Tuesday, April 17, 2012

Traditional IRA vs. Roth IRA


If you earn taxable income, you’re eligible to open an IRA (Individual Retirement Arrangement, also known as an Individual Retirement Account).  The two types of IRA’s I’m going to discuss here are the Traditional IRA and the Roth IRA.  A Traditional IRA is typically tax-deductible.  When you withdraw at retirement age the money will be taxed at the current rate of ordinary income.  With a Roth IRA, you contribute after-tax dollars so when you withdraw at retirement age, you don’t have to pay taxes on those withdrawals as long as you’ve had the Roth for over 5 years (known as the seasoning period)!!
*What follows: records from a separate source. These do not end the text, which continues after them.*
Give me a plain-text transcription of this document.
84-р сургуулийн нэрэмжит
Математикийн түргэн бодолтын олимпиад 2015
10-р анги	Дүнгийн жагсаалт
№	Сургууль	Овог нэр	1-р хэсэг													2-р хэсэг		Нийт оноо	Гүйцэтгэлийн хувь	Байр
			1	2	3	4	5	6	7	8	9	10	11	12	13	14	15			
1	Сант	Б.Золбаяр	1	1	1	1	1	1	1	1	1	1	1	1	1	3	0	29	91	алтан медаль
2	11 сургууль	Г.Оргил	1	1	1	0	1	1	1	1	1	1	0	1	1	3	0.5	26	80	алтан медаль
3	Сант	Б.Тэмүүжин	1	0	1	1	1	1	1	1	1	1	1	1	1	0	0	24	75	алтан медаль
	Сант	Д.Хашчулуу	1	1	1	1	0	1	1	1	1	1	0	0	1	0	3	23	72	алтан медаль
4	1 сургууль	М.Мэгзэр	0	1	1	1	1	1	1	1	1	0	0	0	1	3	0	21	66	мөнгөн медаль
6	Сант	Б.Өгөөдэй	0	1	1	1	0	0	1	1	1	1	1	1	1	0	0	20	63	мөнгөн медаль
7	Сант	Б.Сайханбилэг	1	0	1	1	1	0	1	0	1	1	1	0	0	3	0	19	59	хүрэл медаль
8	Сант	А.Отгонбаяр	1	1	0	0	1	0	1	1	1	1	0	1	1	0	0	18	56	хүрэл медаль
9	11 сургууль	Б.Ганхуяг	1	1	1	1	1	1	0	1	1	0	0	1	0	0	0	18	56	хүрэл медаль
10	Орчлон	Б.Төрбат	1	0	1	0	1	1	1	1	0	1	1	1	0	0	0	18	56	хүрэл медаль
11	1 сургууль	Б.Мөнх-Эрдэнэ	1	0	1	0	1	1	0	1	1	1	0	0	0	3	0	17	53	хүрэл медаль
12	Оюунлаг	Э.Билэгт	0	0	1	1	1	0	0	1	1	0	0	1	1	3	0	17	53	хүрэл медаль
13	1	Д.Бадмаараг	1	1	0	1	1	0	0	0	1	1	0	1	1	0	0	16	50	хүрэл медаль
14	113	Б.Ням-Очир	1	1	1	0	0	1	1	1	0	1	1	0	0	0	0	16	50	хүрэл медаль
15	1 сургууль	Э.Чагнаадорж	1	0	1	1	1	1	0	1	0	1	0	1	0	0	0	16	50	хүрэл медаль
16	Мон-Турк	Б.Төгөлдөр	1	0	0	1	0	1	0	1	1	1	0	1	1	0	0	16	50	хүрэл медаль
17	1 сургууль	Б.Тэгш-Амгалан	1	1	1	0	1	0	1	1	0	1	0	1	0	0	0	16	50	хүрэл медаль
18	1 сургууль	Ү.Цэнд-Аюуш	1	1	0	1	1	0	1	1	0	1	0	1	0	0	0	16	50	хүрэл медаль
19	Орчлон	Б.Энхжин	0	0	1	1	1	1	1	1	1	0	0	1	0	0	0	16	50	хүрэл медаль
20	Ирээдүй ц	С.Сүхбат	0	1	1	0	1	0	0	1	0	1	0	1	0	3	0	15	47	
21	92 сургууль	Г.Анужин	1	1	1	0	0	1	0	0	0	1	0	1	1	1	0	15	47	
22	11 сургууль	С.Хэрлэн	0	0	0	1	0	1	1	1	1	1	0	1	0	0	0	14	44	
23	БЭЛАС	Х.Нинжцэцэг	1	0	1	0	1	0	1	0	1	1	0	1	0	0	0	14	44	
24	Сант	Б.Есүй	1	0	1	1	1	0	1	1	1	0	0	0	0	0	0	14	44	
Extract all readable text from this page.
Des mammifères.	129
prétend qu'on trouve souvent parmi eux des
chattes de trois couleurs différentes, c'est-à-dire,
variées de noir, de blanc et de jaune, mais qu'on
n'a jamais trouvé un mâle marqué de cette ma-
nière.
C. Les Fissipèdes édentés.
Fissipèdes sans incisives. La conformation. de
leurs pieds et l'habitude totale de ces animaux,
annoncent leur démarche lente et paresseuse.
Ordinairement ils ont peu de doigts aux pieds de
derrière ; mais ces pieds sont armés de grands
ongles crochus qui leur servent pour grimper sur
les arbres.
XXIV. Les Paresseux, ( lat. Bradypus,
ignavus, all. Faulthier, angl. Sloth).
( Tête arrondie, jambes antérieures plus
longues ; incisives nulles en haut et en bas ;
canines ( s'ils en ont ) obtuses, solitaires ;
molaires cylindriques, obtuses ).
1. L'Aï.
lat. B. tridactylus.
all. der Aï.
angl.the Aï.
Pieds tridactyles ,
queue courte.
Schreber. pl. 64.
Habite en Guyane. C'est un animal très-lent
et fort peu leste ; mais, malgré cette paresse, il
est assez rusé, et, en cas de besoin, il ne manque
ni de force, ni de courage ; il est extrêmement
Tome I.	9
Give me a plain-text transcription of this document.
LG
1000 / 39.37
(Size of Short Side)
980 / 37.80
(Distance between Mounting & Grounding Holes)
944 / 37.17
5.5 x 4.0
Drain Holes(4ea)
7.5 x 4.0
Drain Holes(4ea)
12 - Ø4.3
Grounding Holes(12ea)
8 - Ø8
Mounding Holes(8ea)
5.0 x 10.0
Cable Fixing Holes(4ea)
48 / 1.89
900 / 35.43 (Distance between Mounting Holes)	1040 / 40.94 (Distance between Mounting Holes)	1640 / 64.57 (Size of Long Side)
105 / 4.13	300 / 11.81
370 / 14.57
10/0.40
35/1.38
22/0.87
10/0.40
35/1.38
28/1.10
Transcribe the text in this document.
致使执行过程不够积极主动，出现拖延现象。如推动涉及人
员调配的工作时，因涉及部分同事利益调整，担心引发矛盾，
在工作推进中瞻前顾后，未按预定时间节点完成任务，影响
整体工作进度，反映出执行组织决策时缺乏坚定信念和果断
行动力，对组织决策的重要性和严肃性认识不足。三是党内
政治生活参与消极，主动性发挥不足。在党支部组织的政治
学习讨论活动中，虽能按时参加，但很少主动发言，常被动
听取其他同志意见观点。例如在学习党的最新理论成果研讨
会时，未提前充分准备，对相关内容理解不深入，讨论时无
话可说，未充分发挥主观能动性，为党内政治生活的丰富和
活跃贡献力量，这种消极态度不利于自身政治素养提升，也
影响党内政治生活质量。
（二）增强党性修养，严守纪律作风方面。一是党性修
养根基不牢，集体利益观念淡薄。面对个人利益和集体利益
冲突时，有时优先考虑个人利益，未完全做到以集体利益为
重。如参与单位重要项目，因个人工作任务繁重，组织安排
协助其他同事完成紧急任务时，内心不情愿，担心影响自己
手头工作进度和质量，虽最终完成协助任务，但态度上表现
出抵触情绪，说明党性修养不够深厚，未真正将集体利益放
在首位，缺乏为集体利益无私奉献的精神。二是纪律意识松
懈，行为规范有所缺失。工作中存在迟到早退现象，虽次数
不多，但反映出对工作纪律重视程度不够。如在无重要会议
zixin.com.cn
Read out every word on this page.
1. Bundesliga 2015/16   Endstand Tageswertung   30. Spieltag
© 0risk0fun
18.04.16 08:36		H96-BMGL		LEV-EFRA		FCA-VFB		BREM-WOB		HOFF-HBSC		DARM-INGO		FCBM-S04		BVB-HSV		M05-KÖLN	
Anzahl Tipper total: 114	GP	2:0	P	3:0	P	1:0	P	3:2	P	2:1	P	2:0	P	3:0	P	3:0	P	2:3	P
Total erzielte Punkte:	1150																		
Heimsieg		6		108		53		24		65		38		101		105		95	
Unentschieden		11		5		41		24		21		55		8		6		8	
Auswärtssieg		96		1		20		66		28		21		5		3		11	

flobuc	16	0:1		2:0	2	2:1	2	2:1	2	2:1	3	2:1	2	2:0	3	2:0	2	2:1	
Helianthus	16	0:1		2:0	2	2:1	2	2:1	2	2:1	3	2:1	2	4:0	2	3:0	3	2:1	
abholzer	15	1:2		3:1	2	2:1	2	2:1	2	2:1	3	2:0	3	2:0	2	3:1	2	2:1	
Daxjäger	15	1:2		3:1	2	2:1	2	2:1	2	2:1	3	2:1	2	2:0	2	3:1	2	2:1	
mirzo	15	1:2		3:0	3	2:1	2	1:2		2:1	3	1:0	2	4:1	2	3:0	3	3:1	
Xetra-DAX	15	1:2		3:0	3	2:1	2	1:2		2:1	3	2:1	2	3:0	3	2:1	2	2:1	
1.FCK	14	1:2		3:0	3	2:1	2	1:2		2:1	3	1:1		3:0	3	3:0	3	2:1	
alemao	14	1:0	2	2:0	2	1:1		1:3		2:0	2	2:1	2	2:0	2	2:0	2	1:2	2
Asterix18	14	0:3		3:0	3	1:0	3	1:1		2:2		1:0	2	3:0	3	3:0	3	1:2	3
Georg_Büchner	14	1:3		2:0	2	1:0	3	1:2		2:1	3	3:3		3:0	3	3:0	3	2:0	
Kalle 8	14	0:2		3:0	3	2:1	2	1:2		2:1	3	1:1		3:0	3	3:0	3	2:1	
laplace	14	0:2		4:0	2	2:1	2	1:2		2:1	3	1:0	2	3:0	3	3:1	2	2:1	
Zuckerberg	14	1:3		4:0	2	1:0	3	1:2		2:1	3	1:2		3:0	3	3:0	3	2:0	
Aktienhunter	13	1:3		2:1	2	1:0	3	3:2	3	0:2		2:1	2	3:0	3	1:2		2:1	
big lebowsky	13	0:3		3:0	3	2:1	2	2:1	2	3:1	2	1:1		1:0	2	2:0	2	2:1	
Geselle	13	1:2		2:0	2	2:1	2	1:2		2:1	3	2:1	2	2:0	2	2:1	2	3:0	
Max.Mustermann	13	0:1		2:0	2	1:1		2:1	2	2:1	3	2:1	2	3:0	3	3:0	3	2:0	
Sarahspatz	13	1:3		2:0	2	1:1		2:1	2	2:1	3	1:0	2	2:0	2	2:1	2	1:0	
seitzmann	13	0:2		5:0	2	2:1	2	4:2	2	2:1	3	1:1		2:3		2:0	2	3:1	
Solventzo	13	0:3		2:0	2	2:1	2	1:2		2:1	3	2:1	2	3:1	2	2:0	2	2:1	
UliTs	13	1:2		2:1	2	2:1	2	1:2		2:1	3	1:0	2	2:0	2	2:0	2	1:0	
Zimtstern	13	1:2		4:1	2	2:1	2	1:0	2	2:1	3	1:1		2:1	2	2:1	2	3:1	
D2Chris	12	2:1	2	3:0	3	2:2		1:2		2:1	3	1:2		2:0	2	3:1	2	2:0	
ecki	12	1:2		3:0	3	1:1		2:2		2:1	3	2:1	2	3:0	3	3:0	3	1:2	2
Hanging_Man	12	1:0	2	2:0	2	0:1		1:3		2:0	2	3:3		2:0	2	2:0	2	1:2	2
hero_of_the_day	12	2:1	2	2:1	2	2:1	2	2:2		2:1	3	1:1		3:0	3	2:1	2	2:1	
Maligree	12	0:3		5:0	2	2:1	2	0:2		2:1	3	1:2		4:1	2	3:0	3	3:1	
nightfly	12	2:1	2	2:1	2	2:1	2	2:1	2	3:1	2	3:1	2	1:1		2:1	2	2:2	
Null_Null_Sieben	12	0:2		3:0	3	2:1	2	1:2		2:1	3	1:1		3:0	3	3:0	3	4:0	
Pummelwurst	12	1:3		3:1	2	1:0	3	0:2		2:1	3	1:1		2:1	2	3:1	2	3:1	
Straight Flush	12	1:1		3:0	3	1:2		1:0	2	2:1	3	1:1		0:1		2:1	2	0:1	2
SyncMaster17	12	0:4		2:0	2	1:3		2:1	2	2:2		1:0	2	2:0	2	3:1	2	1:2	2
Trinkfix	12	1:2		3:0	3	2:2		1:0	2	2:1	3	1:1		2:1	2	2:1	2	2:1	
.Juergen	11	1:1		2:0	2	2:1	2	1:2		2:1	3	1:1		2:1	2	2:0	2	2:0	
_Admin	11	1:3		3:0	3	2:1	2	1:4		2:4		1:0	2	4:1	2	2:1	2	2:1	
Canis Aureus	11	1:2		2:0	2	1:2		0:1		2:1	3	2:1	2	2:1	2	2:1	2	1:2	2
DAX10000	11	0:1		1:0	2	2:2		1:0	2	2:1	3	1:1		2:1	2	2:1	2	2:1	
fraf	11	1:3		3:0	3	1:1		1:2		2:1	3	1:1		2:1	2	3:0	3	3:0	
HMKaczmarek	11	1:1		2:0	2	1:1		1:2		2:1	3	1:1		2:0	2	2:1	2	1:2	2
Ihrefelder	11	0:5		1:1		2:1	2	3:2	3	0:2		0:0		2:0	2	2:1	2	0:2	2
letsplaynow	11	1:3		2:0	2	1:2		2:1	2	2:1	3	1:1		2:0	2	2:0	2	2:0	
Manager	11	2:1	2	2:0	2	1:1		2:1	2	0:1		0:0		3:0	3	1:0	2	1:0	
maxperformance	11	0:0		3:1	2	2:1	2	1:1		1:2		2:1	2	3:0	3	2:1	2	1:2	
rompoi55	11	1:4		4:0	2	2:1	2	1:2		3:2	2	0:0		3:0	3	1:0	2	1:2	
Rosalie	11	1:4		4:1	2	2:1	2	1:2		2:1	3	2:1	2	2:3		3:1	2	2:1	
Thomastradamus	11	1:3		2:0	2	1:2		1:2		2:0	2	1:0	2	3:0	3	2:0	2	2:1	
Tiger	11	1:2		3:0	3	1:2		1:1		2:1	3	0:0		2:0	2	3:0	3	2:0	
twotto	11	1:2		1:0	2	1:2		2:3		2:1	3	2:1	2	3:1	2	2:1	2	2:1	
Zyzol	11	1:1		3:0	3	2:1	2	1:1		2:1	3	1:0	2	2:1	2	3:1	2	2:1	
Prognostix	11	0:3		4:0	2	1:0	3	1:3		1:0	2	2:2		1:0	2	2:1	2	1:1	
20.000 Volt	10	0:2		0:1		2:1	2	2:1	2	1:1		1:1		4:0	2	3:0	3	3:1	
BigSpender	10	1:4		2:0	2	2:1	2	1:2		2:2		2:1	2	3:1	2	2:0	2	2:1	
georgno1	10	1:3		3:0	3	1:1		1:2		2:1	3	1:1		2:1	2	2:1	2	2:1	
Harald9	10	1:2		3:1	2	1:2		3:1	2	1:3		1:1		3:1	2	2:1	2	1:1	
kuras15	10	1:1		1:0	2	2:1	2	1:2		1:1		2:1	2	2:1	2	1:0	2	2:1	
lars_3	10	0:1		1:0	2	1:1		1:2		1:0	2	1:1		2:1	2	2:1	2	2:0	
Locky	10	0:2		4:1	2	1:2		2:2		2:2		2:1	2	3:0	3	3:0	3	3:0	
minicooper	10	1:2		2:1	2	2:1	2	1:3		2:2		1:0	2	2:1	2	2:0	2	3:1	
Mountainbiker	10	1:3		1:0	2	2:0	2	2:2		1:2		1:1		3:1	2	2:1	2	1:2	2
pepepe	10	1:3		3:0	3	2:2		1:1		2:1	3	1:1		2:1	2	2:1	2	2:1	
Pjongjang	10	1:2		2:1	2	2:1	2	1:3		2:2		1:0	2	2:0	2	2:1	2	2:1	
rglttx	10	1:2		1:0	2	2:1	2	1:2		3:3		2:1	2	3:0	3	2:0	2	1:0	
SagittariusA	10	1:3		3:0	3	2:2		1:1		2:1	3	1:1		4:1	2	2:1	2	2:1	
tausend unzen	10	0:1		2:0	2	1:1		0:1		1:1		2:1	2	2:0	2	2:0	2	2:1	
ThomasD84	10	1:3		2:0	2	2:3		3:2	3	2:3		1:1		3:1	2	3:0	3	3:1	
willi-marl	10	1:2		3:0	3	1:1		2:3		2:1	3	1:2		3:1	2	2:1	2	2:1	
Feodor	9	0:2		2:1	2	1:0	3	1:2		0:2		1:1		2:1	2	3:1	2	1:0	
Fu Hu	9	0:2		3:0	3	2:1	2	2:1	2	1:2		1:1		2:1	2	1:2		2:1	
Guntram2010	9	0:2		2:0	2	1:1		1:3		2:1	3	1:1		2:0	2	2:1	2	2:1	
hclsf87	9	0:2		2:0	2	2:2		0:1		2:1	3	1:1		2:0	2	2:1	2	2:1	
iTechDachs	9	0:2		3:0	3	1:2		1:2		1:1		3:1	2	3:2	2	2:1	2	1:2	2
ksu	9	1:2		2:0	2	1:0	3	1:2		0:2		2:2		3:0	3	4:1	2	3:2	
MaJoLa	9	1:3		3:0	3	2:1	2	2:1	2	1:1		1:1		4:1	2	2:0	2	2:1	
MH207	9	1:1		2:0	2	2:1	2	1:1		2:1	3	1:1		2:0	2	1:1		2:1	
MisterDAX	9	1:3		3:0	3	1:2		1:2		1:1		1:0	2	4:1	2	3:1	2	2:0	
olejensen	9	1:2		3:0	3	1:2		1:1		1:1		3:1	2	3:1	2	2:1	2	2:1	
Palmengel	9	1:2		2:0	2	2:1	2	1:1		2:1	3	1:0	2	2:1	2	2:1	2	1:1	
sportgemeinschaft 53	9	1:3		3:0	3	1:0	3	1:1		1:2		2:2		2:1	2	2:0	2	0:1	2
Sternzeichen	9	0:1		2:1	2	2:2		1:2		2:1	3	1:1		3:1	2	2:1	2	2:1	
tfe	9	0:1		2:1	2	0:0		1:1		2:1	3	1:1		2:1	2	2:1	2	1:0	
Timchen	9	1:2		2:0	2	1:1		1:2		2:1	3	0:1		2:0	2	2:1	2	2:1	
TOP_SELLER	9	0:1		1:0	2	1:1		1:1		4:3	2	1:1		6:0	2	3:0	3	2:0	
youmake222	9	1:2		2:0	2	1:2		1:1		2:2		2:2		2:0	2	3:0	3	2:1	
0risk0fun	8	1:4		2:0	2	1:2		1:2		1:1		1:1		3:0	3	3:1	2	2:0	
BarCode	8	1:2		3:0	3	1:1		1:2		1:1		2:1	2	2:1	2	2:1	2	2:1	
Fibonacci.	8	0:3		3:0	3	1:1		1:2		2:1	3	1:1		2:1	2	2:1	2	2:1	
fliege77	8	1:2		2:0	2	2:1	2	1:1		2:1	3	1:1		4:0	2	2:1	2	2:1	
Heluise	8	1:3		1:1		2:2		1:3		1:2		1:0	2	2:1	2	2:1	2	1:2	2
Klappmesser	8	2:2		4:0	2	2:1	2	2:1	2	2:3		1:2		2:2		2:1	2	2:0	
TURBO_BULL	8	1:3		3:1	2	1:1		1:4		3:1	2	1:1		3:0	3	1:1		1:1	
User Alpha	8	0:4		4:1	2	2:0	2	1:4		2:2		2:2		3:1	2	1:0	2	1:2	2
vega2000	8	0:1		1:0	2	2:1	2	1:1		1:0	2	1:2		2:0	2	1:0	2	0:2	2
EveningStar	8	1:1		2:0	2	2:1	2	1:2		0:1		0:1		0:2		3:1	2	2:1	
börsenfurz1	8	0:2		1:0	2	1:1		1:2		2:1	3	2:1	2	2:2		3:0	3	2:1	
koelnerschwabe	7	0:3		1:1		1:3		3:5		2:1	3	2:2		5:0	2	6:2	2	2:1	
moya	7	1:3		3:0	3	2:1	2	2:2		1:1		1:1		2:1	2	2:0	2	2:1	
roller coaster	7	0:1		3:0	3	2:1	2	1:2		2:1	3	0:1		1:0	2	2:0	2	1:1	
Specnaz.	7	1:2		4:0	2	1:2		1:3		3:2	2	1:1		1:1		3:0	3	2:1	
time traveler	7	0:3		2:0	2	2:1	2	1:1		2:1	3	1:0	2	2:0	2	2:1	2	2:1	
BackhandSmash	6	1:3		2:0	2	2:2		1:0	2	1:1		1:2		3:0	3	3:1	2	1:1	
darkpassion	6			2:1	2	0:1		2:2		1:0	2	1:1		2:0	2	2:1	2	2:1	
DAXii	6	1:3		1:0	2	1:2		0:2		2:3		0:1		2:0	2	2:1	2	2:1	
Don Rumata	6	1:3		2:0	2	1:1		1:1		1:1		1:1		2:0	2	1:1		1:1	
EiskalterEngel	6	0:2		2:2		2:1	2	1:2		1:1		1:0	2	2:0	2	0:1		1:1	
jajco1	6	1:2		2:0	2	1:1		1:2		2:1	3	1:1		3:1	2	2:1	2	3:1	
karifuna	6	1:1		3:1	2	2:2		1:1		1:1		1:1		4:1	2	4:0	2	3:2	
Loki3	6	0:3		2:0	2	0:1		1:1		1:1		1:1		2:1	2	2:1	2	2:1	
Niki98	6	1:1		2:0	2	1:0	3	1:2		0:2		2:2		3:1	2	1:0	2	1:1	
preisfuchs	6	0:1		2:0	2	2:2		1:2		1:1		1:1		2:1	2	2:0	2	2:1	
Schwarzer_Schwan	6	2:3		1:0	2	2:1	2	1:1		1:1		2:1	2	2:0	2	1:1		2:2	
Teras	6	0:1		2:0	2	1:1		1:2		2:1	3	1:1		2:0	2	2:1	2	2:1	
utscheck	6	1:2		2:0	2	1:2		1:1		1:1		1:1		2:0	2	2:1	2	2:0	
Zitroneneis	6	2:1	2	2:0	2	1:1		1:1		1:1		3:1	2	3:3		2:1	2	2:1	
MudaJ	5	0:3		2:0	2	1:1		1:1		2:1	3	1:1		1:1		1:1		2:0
While there isn’t and income limitation to contribute to a Traditional IRA, there are limits to what you can take as a tax deduction.  According to IRS Publication 590, you can take a deduction for contributions to a Traditional IRA if your modified Adjusted Gross Income (AGI) is:
  • More than $92,000 but less than $112,000 for a married couple filing a joint return or a qualifying widow(er),
  • More than $58,000 but less than $68,000 for a single individual or head of household, or
  • Less than $10,000 for a married individual filing a separate return.
If you either live with your spouse or file a joint return, and your spouse is covered by a retirement plan at work, but you are not, your deduction is phased out if your modified AGI is more than $173,000 but less than $183,000. If your modified AGI is $183,000 or more, you cannot take a deduction for contributions to a traditional IRA. 

There is an income limitation on whom can contribute to a Roth IRA.  According to IRS Publication 590, you can contribute to a Roth IRA if:
  • Your filing status is married filing jointly or qualifying widow(er) and your modified AGI is at least $173,000. You cannot make a Roth IRA contribution if your modified AGI is $183,000 or more.
  • Your filing status is single, head of household, or married filing separately and you did not live with your spouse at any time in 2012 and your modified AGI is at least $110,000. You cannot make a Roth IRA contribution if your modified AGI is $125,000 or more.
  • Your filing status is married filing separately, you lived with your spouse at any time during the year, and your modified AGI is more than -0-. You cannot make a Roth IRA contribution if your modified AGI is $10,000 or more.
Contribution Limits
The government sets a limit on how much you can contribute to an IRA. That limit is $5,000 ($6,000 if you are age 50 or older)

Distributions
When you turn 70 ½, you have to take distributions from your Traditional IRA.  Roth IRA’s, however, have no such requirement.

Which to choose?
Generally speaking, if your tax rate is expected to be greater than or equal to your current tax rate, you should invest using a Roth IRA.  However, if you have more than 5 years until retirement, I would suggest that you open a Roth IRA regardless of the anticipated future tax rate.  The rule of thumb is good a guideline but the nature of government is unpredictable.  Who is to say what tax rates will be 10, 20, or 30 years from now?  I can guarantee this, when you retire and are taking tax free distributions, you won’t remember, or care, what the tax rate is or was.

How to contribute to retirement accounts
If $5,000 is greater than or equal 15% of your income, then you should contribute your 15% to a Roth IRA and call it a day! 
On the other hand, if $5,000 is less than 15% of your income, max out a Roth IRA and then contribute to the remaining percentage to an employer sponsored plan if available (401k, 403b, or 457b). 
If you do not have an employer sponsored plan to contribute to you may want to consider a regular investment account since long term capital gains are currently taxed at 15%.  Remember, to take advantage of that 15% capital gains rate, you will have to hold on to those investments for more than a year. 

One last thing
An IRA is more flexible than an employer sponsored plan because you can invest it in whatever you like (stocks, bonds, mutual funds, real estate, etc).  Many employer sponsored plans are limited in their investment options.